Recent efforts on manipulating metal nanoparticles (NPs) using an electron beam have offered new insights into nanoparticle behavior, structural transition, and the emergence of new properties. Despite an increasing understanding of the dynamics of electron beam-induced coalescence of NPs, several phenomena are yet to be investigated. Here, we show that repulsion between two NPs is as favorable as coalescence under electron beam irradiation at room temperature. Using small-sized (D ≈ 5.9 nm) and large-sized (D ≈ 11.0 nm) gold (Au) NPs, and different electron dose rates, a unique sequential attraction-repulsion between NPs is disclosed.

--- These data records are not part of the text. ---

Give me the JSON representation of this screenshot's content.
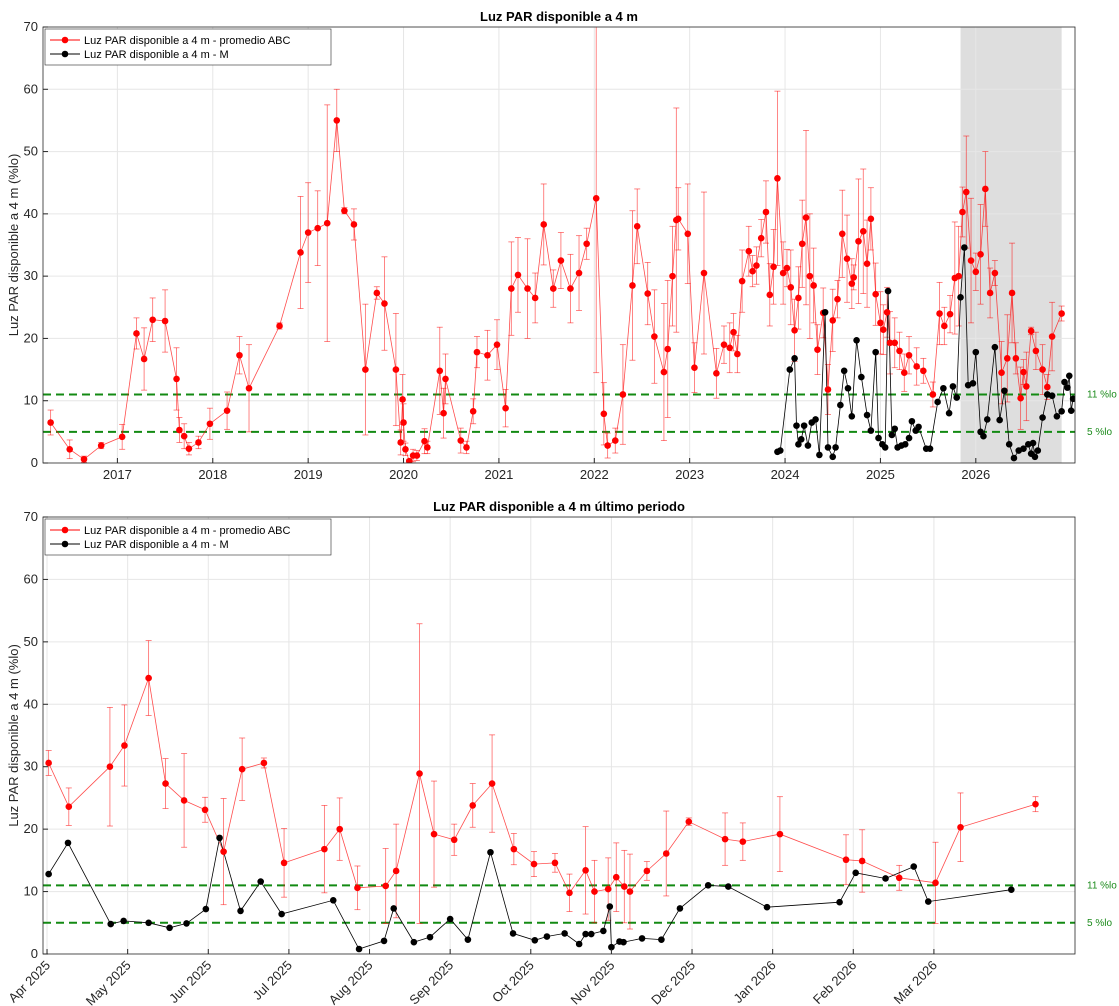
{
  "chart_data": [
    {
      "type": "line",
      "title": "Luz PAR disponible a 4 m",
      "ylabel": "Luz PAR disponible a 4 m (%lo)",
      "xlim": [
        2016.22,
        2027.04
      ],
      "xticks": [
        2017,
        2018,
        2019,
        2020,
        2021,
        2022,
        2023,
        2024,
        2025,
        2026
      ],
      "ylim": [
        0,
        70
      ],
      "yticks": [
        0,
        10,
        20,
        30,
        40,
        50,
        60,
        70
      ],
      "grid": true,
      "legend": "upper left",
      "shade": [
        2025.84,
        2026.9
      ],
      "hlines": [
        {
          "value": 11,
          "label": "11 %lo",
          "color": "#138a13"
        },
        {
          "value": 5,
          "label": "5 %lo",
          "color": "#138a13"
        }
      ],
      "series": [
        {
          "name": "Luz PAR disponible a 4 m - promedio ABC",
          "color": "#ff0000",
          "x": [
            2016.3,
            2016.5,
            2016.65,
            2016.83,
            2017.05,
            2017.2,
            2017.28,
            2017.37,
            2017.5,
            2017.62,
            2017.65,
            2017.7,
            2017.75,
            2017.85,
            2017.97,
            2018.15,
            2018.28,
            2018.38,
            2018.7,
            2018.92,
            2019.0,
            2019.1,
            2019.2,
            2019.3,
            2019.38,
            2019.48,
            2019.6,
            2019.72,
            2019.8,
            2019.92,
            2019.97,
            2019.99,
            2020.0,
            2020.02,
            2020.06,
            2020.1,
            2020.14,
            2020.22,
            2020.25,
            2020.38,
            2020.42,
            2020.44,
            2020.6,
            2020.66,
            2020.73,
            2020.77,
            2020.88,
            2020.98,
            2021.07,
            2021.13,
            2021.2,
            2021.3,
            2021.38,
            2021.47,
            2021.57,
            2021.65,
            2021.75,
            2021.84,
            2021.92,
            2022.02,
            2022.1,
            2022.14,
            2022.22,
            2022.3,
            2022.4,
            2022.45,
            2022.56,
            2022.63,
            2022.73,
            2022.77,
            2022.82,
            2022.86,
            2022.88,
            2022.98,
            2023.05,
            2023.15,
            2023.28,
            2023.36,
            2023.42,
            2023.46,
            2023.5,
            2023.55,
            2023.62,
            2023.66,
            2023.7,
            2023.75,
            2023.8,
            2023.84,
            2023.88,
            2023.92,
            2023.98,
            2024.02,
            2024.06,
            2024.1,
            2024.14,
            2024.18,
            2024.22,
            2024.26,
            2024.3,
            2024.34,
            2024.4,
            2024.45,
            2024.5,
            2024.55,
            2024.6,
            2024.65,
            2024.7,
            2024.72,
            2024.77,
            2024.82,
            2024.86,
            2024.9,
            2024.95,
            2025.0,
            2025.03,
            2025.07,
            2025.1,
            2025.15,
            2025.2,
            2025.25,
            2025.3,
            2025.38,
            2025.45,
            2025.55,
            2025.62,
            2025.67,
            2025.73,
            2025.78,
            2025.82,
            2025.86,
            2025.9,
            2025.95,
            2026.0,
            2026.05,
            2026.1,
            2026.15,
            2026.2,
            2026.27,
            2026.33,
            2026.38,
            2026.42,
            2026.47,
            2026.5,
            2026.53,
            2026.58,
            2026.63,
            2026.7,
            2026.75,
            2026.8,
            2026.9
          ],
          "values": [
            6.5,
            2.2,
            0.6,
            2.8,
            4.2,
            20.8,
            16.7,
            23,
            22.8,
            13.5,
            5.3,
            4.3,
            2.3,
            3.3,
            6.3,
            8.4,
            17.3,
            12,
            22,
            33.8,
            37,
            37.7,
            38.5,
            55,
            40.5,
            38.3,
            15,
            27.3,
            25.6,
            15,
            3.3,
            10.2,
            6.5,
            2.2,
            0.3,
            1.2,
            1.2,
            3.5,
            2.5,
            14.8,
            8,
            13.5,
            3.6,
            2.5,
            8.3,
            17.8,
            17.3,
            19,
            8.8,
            28,
            30.2,
            28,
            26.5,
            38.3,
            28,
            32.5,
            28,
            30.5,
            35.2,
            42.5,
            7.9,
            2.8,
            3.6,
            11,
            28.5,
            38,
            27.2,
            20.3,
            14.6,
            18.3,
            30,
            39,
            39.2,
            36.8,
            15.3,
            30.5,
            14.4,
            19,
            18.5,
            21,
            17.5,
            29.2,
            34,
            30.8,
            31.7,
            36.1,
            40.3,
            27,
            31.5,
            45.7,
            30.5,
            31.3,
            28.2,
            21.3,
            26.5,
            35.2,
            39.4,
            30,
            28.5,
            18.2,
            24.1,
            11.8,
            22.9,
            26.3,
            36.8,
            32.8,
            28.8,
            29.8,
            35.6,
            37.2,
            32,
            39.2,
            27.1,
            22.5,
            21.4,
            24.2,
            19.3,
            19.3,
            18,
            14.5,
            17.3,
            15.5,
            14.8,
            11,
            24,
            22,
            23.9,
            29.7,
            30,
            40.3,
            43.5,
            32.5,
            30.7,
            33.5,
            44,
            27.3,
            30.5,
            14.5,
            16.8,
            27.3,
            16.8,
            10.4,
            14.6,
            12.3,
            21.2,
            18,
            15,
            12.2,
            20.3,
            24
          ],
          "errors": [
            2,
            1.5,
            0.5,
            0.5,
            2,
            2.5,
            5,
            3.5,
            5,
            5,
            2,
            2,
            1,
            1,
            2.5,
            3,
            3,
            7,
            0.5,
            9,
            8,
            6,
            19,
            5,
            0.5,
            2.5,
            10.5,
            1,
            7.5,
            9,
            2,
            4,
            3,
            1,
            0.3,
            1,
            0.8,
            2,
            1,
            7,
            4,
            4,
            2,
            1,
            2,
            2.5,
            4,
            4,
            3,
            7.5,
            6,
            8,
            4,
            6.5,
            3,
            4.5,
            5.5,
            6,
            2.5,
            28,
            5,
            2,
            2,
            8,
            12,
            6,
            5,
            7.5,
            11,
            11,
            8,
            18,
            5,
            8,
            4,
            13,
            4,
            3,
            4,
            3,
            3,
            5,
            4,
            2.5,
            3,
            3,
            5,
            5,
            6,
            14,
            5,
            3,
            6,
            5,
            5,
            7,
            14,
            10,
            6,
            4,
            4,
            4,
            5,
            3,
            7,
            7,
            4,
            2,
            10,
            10,
            7,
            5,
            5,
            5,
            4,
            4,
            5,
            4,
            3,
            3,
            3,
            3,
            2,
            2,
            5,
            3,
            3,
            9,
            8,
            4,
            9,
            10,
            3,
            8,
            6,
            4,
            2,
            5,
            7,
            8,
            2.5,
            5,
            2,
            5.5,
            0.6,
            3,
            4,
            2,
            5.5,
            1.2
          ]
        },
        {
          "name": "Luz PAR disponible a 4 m - M",
          "color": "#000000",
          "x": [
            2023.92,
            2023.95,
            2024.05,
            2024.1,
            2024.12,
            2024.14,
            2024.17,
            2024.2,
            2024.24,
            2024.28,
            2024.32,
            2024.36,
            2024.42,
            2024.45,
            2024.5,
            2024.53,
            2024.58,
            2024.62,
            2024.66,
            2024.7,
            2024.75,
            2024.8,
            2024.86,
            2024.9,
            2024.95,
            2024.98,
            2025.02,
            2025.05,
            2025.08,
            2025.12,
            2025.15,
            2025.18,
            2025.22,
            2025.26,
            2025.3,
            2025.33,
            2025.37,
            2025.4,
            2025.48,
            2025.52,
            2025.6,
            2025.66,
            2025.72,
            2025.76,
            2025.8,
            2025.84,
            2025.88,
            2025.92,
            2025.97,
            2026.0,
            2026.05,
            2026.08,
            2026.12,
            2026.2,
            2026.25,
            2026.3,
            2026.35,
            2026.4,
            2026.45,
            2026.5,
            2026.55,
            2026.58,
            2026.6,
            2026.62,
            2026.65,
            2026.7,
            2026.75,
            2026.8,
            2026.85,
            2026.9,
            2026.93,
            2026.96,
            2026.98,
            2027.0,
            2027.02
          ],
          "values": [
            1.8,
            2,
            15,
            16.8,
            6,
            3,
            3.8,
            6,
            2.8,
            6.5,
            7,
            1.3,
            24.2,
            2.5,
            1,
            2.5,
            9.3,
            14.8,
            12,
            7.5,
            19.7,
            13.8,
            7.7,
            5.2,
            17.8,
            4,
            3,
            2.5,
            27.6,
            4.5,
            5.5,
            2.5,
            2.8,
            3,
            4,
            6.7,
            5.2,
            5.8,
            2.3,
            2.3,
            9.8,
            12,
            8,
            12.3,
            10.5,
            26.6,
            34.6,
            12.5,
            12.8,
            17.8,
            5,
            4.3,
            7,
            18.6,
            6.9,
            11.6,
            3,
            0.8,
            2,
            2.3,
            3,
            1.5,
            3.2,
            1,
            2,
            7.3,
            11,
            10.8,
            7.5,
            8.3,
            13,
            12.1,
            14,
            8.4,
            10.3
          ]
        }
      ]
    },
    {
      "type": "line",
      "title": "Luz PAR disponible a 4 m último periodo",
      "ylabel": "Luz PAR disponible a 4 m (%lo)",
      "xlim": [
        -0.05,
        12.75
      ],
      "xticks": [
        {
          "value": 0,
          "label": "Apr 2025"
        },
        {
          "value": 1,
          "label": "May 2025"
        },
        {
          "value": 2,
          "label": "Jun 2025"
        },
        {
          "value": 3,
          "label": "Jul 2025"
        },
        {
          "value": 4,
          "label": "Aug 2025"
        },
        {
          "value": 5,
          "label": "Sep 2025"
        },
        {
          "value": 6,
          "label": "Oct 2025"
        },
        {
          "value": 7,
          "label": "Nov 2025"
        },
        {
          "value": 8,
          "label": "Dec 2025"
        },
        {
          "value": 9,
          "label": "Jan 2026"
        },
        {
          "value": 10,
          "label": "Feb 2026"
        },
        {
          "value": 11,
          "label": "Mar 2026"
        }
      ],
      "ylim": [
        0,
        70
      ],
      "yticks": [
        0,
        10,
        20,
        30,
        40,
        50,
        60,
        70
      ],
      "grid": true,
      "legend": "upper left",
      "hlines": [
        {
          "value": 11,
          "label": "11 %lo",
          "color": "#138a13"
        },
        {
          "value": 5,
          "label": "5 %lo",
          "color": "#138a13"
        }
      ],
      "series": [
        {
          "name": "Luz PAR disponible a 4 m - promedio ABC",
          "color": "#ff0000",
          "x": [
            0.02,
            0.27,
            0.78,
            0.96,
            1.26,
            1.47,
            1.7,
            1.96,
            2.19,
            2.42,
            2.69,
            2.94,
            3.44,
            3.63,
            3.85,
            4.2,
            4.33,
            4.62,
            4.8,
            5.05,
            5.28,
            5.52,
            5.79,
            6.04,
            6.3,
            6.48,
            6.68,
            6.79,
            6.96,
            7.06,
            7.16,
            7.23,
            7.44,
            7.68,
            7.96,
            8.41,
            8.63,
            9.09,
            9.91,
            10.11,
            10.57,
            11.02,
            11.33,
            12.26
          ],
          "values": [
            30.6,
            23.6,
            30,
            33.4,
            44.2,
            27.3,
            24.6,
            23.1,
            16.4,
            29.6,
            30.6,
            14.6,
            16.8,
            20,
            10.6,
            10.9,
            13.3,
            28.9,
            19.2,
            18.3,
            23.8,
            27.3,
            16.8,
            14.4,
            14.6,
            9.8,
            13.4,
            10,
            10.4,
            12.3,
            10.8,
            10,
            13.3,
            16.1,
            21.2,
            18.4,
            18,
            19.2,
            15.1,
            14.9,
            12.2,
            11.4,
            20.3,
            24
          ],
          "errors": [
            2,
            3,
            9.5,
            6.5,
            6,
            4,
            7.5,
            2,
            8.5,
            5,
            0.8,
            5.5,
            7,
            5,
            3.5,
            6,
            7.5,
            24,
            8.5,
            2.5,
            3.5,
            7.8,
            2.5,
            2,
            1.5,
            3,
            7,
            5,
            5,
            5.5,
            5.8,
            6,
            1.5,
            6.8,
            0.6,
            4.2,
            3,
            6,
            4,
            5,
            2,
            6.5,
            5.5,
            1.2
          ]
        },
        {
          "name": "Luz PAR disponible a 4 m - M",
          "color": "#000000",
          "x": [
            0.02,
            0.26,
            0.79,
            0.95,
            1.26,
            1.52,
            1.73,
            1.97,
            2.14,
            2.4,
            2.65,
            2.91,
            3.55,
            3.87,
            4.18,
            4.3,
            4.55,
            4.75,
            5.0,
            5.22,
            5.5,
            5.78,
            6.05,
            6.2,
            6.42,
            6.6,
            6.68,
            6.75,
            6.9,
            6.98,
            7.0,
            7.1,
            7.15,
            7.38,
            7.62,
            7.85,
            8.2,
            8.45,
            8.93,
            9.83,
            10.03,
            10.4,
            10.75,
            10.93,
            11.96
          ],
          "values": [
            12.8,
            17.8,
            4.8,
            5.3,
            5,
            4.2,
            4.9,
            7.2,
            18.6,
            6.9,
            11.6,
            6.4,
            8.6,
            0.8,
            2.1,
            7.3,
            1.9,
            2.7,
            5.6,
            2.3,
            16.3,
            3.3,
            2.2,
            2.8,
            3.3,
            1.6,
            3.2,
            3.2,
            3.7,
            7.6,
            1.1,
            2,
            1.9,
            2.5,
            2.3,
            7.3,
            11,
            10.8,
            7.5,
            8.3,
            13,
            12.1,
            14,
            8.4,
            10.3
          ]
        }
      ]
    }
  ]
}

The real-time in situ transmission electron microscopy imaging suggest that at a low dose rate, two small-sized AuNPs with 1.0 nm particle–particle distance undergo repulsion to 18 nm with a diffusion rate of 0.4 nm min−1. For large-sized AuNPs, the repulsion rate is 0.08 nm min−1 at a low dose rate and is comparable to that of small-sized AuNPs at a high dose rate. Surprisingly, large-sized AuNPs at a high electron dose rate displayed attraction in the first 15 min, followed by rapid repulsion. This unique sequential attraction-repulsion behavior of NPs offers possibilities to manipulate interparticle distance and properties without inducing dimensional changes for advanced photonic and plasmonic nanodevices.